Hafiz Ibrahim Kawu (born on 16th January 1984) is a Nigerian politician and public administrator who has served in various legislative and executive capacities. He is the current Executive Commissioner (Technical) National Pension Commission (PenCom) representing the Northwest, appointed on 07 August 2025 by President Asiwaju Bola Ahmed Tinubu, GCFR.

==Early life and education==
Kawu was born on 16 January 1984 in Kano State, Nigeria. He attended Fouad Lababidi Islamic Academy in Abuja and later attended Bayero University, Kano, where he earned a degree in Chemistry.

==Political and public service career==

===Special Assistant to the Vice President (2015–2019)===

From 2015 to 2019, Kawu served as Special Assistant to the former Vice President of Nigeria, Professor Yemi Osinbajo, SAN, GCON, focusing on political strategy, constituency engagement, and policy coordination.

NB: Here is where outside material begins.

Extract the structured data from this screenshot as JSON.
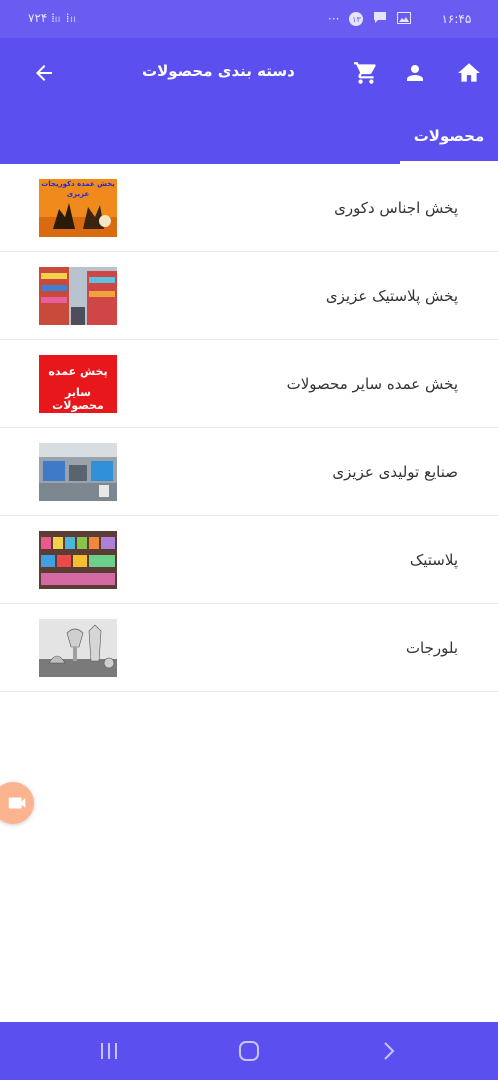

===Member, House of Representatives (2019–2023)===

In the 2019 general elections, Kawu was elected as the Member representing Tarauni Federal Constituency in the House of Representatives under the platform of the All Progressives Congress (APC). During his tenure, he contributed to legislative debates, oversight functions, and constituency projects.

===Executive Commissioner, National Pension Commission (2025–present)===

On 11 August 2025, Kawu was appointed Executive Commissioner (Technical)of the National Pension Commission (PenCom) by President Tinubu, with a mandate to help oversee Nigeria’s pension industry and drive reforms in pension administration.

==Honors and recognition==

In October 2022, he was conferred with the Officer of the Order of the Niger (OON) by the then President, Muhammadu Buhari, GCFR, in recognition of his service to the nation.

Kawu is also a Member of the National Institute for Policy and Strategic Studies (NIPSS), earning the designation mni.